Online courses are those in which students and instructors are not in the same physical space at the same time; instead, they interact online (via the Internet) and students do not have to come to the campus to attend class. If you have a PC and a reliable Internet connection, you will be able to interact with your instructor and other students to complete the activities and objectives of the course at any time and from any place. Many students who have taken online courses in the past mention that they love the flexibility that online courses offer them.
What coursework is required in an online class?
There are usually weekly readings/lectures, assignments, projects and/or journals, discussion boards and live chat sessions throughout the term. Each of these is worth a certain percentage of your final grade. There are weekly deadlines for your work that will be posted in your course site.
What are discussion boards and chat sessions?
Discussion boards are located in an area within the course site where students can read a weekly topic of discussion and post their comments to the course site. They can read other classmates’ and instructor’s comments as well and respond to their postings. This style of communication is considered asynchronous, meaning that you can interact with others in the class but all of you aren’t communicating in the same space at the same time. On the other hand, chat sessions are opportunities to meet with your class at the same place and time (synchronous communication) and are also an important part of the online course. For one-hour each week, the instructor and students may meet in a “live” chat room within the course site and discuss assignments, debate over discussion topics and use this time as a question & answer session.
Is the quality of an online course the same as an on-campus course?
Absolutely! All online classes meet the same course objectives as their in-seat counterparts, and online courses are subject to the same departmental guidelines as in-seat classes. Most of our online instructors also teach in-seat classes, so they often require both online and in-seat students to complete the same assignments.
Are online courses easier than traditional, on-campus courses?
Absolutely not! Unfortunately, some students often have the misperception that online courses will be easier than on-campus courses, and this is simply not true. While in an online course you have greater flexibility in terms of when you complete your coursework, the amount and nature of that coursework will be comparable to that assigned in an on-campus course. Additionally, the amount of reading and writing online students are required to do is quite extensive. Remember, one of the biggest challenges faced by online students is managing their time, so it is important that you are able to manage your time wisely and maintain self-motivation. Also COMMUNICATION IS THE KEY! Students need to remember to stay in constant contact with his/her instructor during the term.

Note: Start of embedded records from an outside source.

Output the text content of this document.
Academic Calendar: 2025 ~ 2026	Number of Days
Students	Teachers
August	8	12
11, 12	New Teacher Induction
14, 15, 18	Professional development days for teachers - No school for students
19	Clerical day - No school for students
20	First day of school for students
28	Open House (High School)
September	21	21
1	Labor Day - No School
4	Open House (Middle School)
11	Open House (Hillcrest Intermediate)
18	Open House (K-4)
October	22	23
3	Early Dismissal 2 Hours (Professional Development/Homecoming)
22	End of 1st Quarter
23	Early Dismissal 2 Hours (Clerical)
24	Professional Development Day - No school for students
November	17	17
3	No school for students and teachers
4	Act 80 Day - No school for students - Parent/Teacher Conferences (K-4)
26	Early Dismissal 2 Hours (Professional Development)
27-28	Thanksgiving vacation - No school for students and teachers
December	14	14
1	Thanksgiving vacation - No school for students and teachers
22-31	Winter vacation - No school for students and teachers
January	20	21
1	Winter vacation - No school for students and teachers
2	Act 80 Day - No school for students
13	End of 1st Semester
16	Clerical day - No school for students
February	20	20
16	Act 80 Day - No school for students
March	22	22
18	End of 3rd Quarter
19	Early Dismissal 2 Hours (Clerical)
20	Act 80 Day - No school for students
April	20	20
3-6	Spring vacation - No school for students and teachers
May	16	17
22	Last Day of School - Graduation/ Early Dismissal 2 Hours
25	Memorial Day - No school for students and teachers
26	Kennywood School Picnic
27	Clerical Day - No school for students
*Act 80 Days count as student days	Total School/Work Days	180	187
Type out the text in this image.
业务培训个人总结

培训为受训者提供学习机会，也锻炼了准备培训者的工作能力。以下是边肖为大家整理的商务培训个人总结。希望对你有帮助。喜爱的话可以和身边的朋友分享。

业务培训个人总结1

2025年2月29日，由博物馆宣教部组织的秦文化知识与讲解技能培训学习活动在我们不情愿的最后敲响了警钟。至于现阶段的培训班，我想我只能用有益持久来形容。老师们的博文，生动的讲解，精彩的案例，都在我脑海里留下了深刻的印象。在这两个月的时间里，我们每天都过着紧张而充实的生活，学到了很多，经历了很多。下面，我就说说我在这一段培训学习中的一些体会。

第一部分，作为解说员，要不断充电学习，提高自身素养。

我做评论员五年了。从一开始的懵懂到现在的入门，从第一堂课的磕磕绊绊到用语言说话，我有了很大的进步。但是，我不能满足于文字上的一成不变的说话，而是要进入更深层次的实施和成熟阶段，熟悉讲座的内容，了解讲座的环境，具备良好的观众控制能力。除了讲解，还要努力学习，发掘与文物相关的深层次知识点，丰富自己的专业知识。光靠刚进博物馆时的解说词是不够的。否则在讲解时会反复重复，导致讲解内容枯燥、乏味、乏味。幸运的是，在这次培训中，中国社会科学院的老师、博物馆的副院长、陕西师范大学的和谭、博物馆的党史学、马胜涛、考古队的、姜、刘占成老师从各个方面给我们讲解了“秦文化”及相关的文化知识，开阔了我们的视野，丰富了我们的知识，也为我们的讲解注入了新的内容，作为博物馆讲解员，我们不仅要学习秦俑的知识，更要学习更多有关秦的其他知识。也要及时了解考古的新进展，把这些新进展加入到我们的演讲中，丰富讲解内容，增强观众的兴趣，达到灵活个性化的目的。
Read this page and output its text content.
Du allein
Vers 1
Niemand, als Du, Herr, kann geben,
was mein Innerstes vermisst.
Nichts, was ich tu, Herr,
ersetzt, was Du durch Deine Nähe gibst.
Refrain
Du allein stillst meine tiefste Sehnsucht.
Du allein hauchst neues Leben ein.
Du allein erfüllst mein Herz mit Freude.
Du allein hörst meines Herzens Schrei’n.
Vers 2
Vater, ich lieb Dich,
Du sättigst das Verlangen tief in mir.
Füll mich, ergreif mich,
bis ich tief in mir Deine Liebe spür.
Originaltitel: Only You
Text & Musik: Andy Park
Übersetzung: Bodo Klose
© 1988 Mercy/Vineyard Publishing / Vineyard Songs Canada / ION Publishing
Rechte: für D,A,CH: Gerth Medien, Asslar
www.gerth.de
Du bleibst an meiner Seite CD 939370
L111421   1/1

The instructor won’t know what the student is thinking if the student doesn't stay in communication with him/her.
How much time do I have to complete an online course?
Terms for online classes run parallel to terms for on-campus classes. Like on-campus classes, online classes have a specific start date and end date, and you are required to complete all assigned coursework during the specified time. In most cases, your instructor will have deadlines set throughout the term for assignments and course work, so you are encouraged to complete the work throughout the five week term, rather than all at the beginning or all at the end. Because online classes require frequent interaction with your classmates, it would be impossible to complete the entire class early.
What is the difference between online and correspondence courses?
While correspondence courses sometimes involve Internet use, online courses offer daily interaction with your instructor and classmates via email, discussion boards and live chat sessions. Correspondence courses are designed to complete & mail in coursework and in most cases do not offer the opportunity to communicate in real time with your instructor and classmates.